シー そうだな。まったく新しい時代だと思う。俺は、物心ついた頃から音楽が大好きだ。それもただのファンじゃない。音楽を研究したと言ってもいいくらいだ。だから、グライム時代のことはよく知っている。違いを目の当たりにするのは興味深いよ。この前も、グライム時代と今を比べていたんだ。当時のグライムは病んでいて、世間の興味が薄れはじめると、ドリルが取って代わった。その勢いを持続させられるかどうかは、俺たち次第だ。だって、同じように廃れる可能性だって大いにあるから。世間が関心を向けなくなるかもしれない。世界レベルでの音楽シーンという意味でどれだけ確実なインパクトを与えられたかはわからないけど、その勢いは消えてほしくない。

ーナイジェリアのラゴスで、大勢のオーディエンスの前でパフォーマンスをするTikTok動画を先日拝見しました。ラゴスは初めてですか?

シー 西アフリカ自体、俺にとって初めての場所だった。驚いたよ。ライブをするたび、オーディエンスがいい反応を示してくれるたびに驚かされる。いい気分だ。故郷からあんなに遠く離れているのに。そんな状況を目の当たりにして圧倒された。いまだに信じられない。

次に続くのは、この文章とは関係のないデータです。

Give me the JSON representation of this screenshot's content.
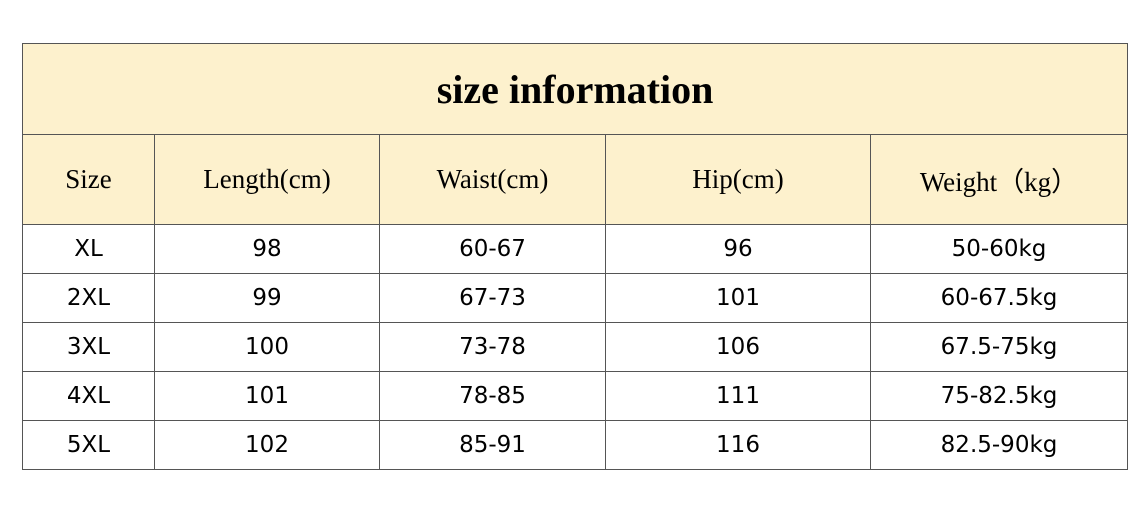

ーイギリスとアメリカのリスナーの違いは何だと思いますか?

シー アメリカのリスナーのほうがラップミュージックに対してオープンだと思う。イギリスでは、ラップはポップスだ。アメリカでは90年代からラップが音楽シーンの第一線を走り続けている。イギリスがラップカルチャーを受け入れるようになったのは、ひょっとしたら2016年以降とかじゃないかな? まだ新しいジャンルなんだ。だから、みんながラップに慣れようとしている。




『23』
セントラル・シー
Central Cee
配信中

セントラル・シー
本名:オークリー・ニール・H・T・シーザー・スー。ウエスト・ロンドンのシェパーズ・ブッシュで幼少期を過ごす。14歳の頃、スタジオに出入りするように。次から次へとネット上に楽曲をアップロードした。「初めてレコーディングした曲もリリースした気がする。細かいことは気にせずアップし続けた」。2020年にシングル「Day in the Life」がきっかけで注目を集める。同曲のMVはYouTubeで5000万回以上再生され、グライム専門の人気ブログにも再投稿された。2021年、デビューミックステープ『Wild West』を発表。2022年3月には2作目のミックステープ『23』をリリースした。